2.
Podeszłam do Maxa. Christine stała obok i przyglądała nam się uważnie.
- Co wy tutaj robiliście? Nie powinniście być na patrolu? - Zapytała.
- Wyszliśmy tylko na moment po kawę. - Powiedział. - Chciałem przejść się kawałek i wrócić do auta. Rozprostować kości.
- I trafiliśmy na ciało. - Dodałam szybko.
- Biorąc pod uwagę fakt, że jesteś w jego kurtce, można to dwuznacznie odebrać. - Dodała.
- Zapomniałam wziąć własnej z biura. Max pożyczył mi swoją. - Odparłam. Christine popatrzyła tylko na mnie.
Technicy skończyli swoją pracę i powoli wszyscy zaczęli zbierać się do biura. Nie było praktycznie nic, co by wskazywało na jakiekolwiek ślady o potyczce gangów.
Pokierowaliśmy się z Maxem w stronę samochodu. Ustaliliśmy, że objedziemy zatokę i wrócimy do biura. Może akurat znajdziemy jakieś ślady, miejsce, w którym zginął gangster. Na pewno wtyka gangu będzie próbowała od nas wyciągnąć, jak zginął jeden z nich. No i dlaczego.
Wsiadłam do samochodu. Max siedział za kółkiem i nad czymś intensywnie myślał. Postawiłam kubek z gorącą czekoladą w specjalnie przeznaczonym na to miejscu.
- Myślisz, że ten wan, który widzieliśmy pod klubem… - Zamyśliłam się – To w nim przewożono ciało?
- Nie mogę nic stwierdzić. Ale wszystko mi na to wskazuje…. - Powiedział patrząc w jeden punkt. Przed siebie.
- Rozszyfrujemy to. Zobaczysz. Prędzej czy później, ale się to uda. - Popatrzył na mnie.

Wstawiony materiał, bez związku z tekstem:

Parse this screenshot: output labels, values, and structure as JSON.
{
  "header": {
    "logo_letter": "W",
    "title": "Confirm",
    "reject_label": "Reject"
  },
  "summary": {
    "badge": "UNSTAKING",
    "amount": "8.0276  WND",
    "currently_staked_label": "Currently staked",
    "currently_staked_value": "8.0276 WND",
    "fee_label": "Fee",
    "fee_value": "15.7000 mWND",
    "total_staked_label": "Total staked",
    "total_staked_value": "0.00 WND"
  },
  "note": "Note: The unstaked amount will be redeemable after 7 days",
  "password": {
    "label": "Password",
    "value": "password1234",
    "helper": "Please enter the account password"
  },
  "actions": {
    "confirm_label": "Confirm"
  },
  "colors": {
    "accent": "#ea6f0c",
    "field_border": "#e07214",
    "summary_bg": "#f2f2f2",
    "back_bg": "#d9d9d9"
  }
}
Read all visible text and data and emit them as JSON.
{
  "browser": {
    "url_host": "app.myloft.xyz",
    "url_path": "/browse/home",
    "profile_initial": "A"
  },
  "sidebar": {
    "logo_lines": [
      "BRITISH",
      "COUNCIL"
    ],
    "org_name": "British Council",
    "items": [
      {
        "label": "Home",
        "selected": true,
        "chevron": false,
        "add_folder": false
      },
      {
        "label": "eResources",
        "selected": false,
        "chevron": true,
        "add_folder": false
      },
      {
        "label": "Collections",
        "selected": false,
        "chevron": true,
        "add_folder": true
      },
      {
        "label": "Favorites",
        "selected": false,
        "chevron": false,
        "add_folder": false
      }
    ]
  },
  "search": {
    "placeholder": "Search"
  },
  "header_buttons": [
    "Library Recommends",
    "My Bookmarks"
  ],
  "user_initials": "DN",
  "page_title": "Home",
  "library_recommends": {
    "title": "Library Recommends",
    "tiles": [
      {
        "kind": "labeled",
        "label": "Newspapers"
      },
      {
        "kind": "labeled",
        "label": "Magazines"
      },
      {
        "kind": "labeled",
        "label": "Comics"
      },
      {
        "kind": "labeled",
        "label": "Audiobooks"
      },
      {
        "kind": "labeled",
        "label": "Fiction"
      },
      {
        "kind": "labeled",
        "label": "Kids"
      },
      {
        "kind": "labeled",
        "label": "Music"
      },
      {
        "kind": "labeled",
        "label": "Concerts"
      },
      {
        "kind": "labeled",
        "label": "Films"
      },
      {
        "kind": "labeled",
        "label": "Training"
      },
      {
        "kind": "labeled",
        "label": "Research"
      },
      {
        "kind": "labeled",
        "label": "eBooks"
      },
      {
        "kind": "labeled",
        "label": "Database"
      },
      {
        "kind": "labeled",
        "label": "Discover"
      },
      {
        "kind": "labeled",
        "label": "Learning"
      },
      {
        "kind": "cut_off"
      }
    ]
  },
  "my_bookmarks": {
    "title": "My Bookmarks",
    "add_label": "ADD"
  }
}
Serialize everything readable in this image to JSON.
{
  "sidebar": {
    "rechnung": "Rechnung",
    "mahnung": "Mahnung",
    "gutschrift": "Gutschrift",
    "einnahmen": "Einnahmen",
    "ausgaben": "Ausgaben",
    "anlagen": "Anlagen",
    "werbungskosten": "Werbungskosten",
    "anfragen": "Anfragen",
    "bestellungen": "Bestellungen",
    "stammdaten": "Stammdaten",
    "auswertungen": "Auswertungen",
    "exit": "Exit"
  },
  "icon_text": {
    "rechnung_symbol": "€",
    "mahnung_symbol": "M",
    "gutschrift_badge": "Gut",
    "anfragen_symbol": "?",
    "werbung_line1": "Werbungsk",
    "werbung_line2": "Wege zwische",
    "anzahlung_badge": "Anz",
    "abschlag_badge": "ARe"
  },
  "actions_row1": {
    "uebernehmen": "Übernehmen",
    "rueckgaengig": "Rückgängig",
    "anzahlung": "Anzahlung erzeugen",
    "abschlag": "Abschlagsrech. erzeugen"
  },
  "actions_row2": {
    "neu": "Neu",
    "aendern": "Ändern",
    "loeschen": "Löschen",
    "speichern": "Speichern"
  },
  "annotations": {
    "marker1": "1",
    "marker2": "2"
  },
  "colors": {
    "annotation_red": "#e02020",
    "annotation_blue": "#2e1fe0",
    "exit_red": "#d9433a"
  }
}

- Ale jeszcze ile osób musi zginąć, by znaleźć mordercę?
- Czasami tak bywa. I nie można nic na to poradzić. Czasami znalezienie mordercy musi pociągnąć za sobą więcej jego ofiar, by dopadła go sprawiedliwość. - Popatrzyłam na niego. Uśmiechnęłam się.
- Pasy. - Popatrzył na mnie. - Nie ruszę dopóki ich nie zapniesz.
- Tak, tak. - Powiedziałam. Zanim sięgnęłam po pasek, wychyliłam się i cmoknęłam Maxa w policzek. Popatrzył na mnie zaskoczony. - To co? Jedziemy? Już mam pas zapięty. - Nadal na mnie patrzył.
- Co ty przed chwilą zrobiłaś? - Popatrzyłam przez okno drzwi. - Halo, o coś zapytałem.
- Chciałam wyrwać cię z beznadziejnych myśli… - Powiedziałam.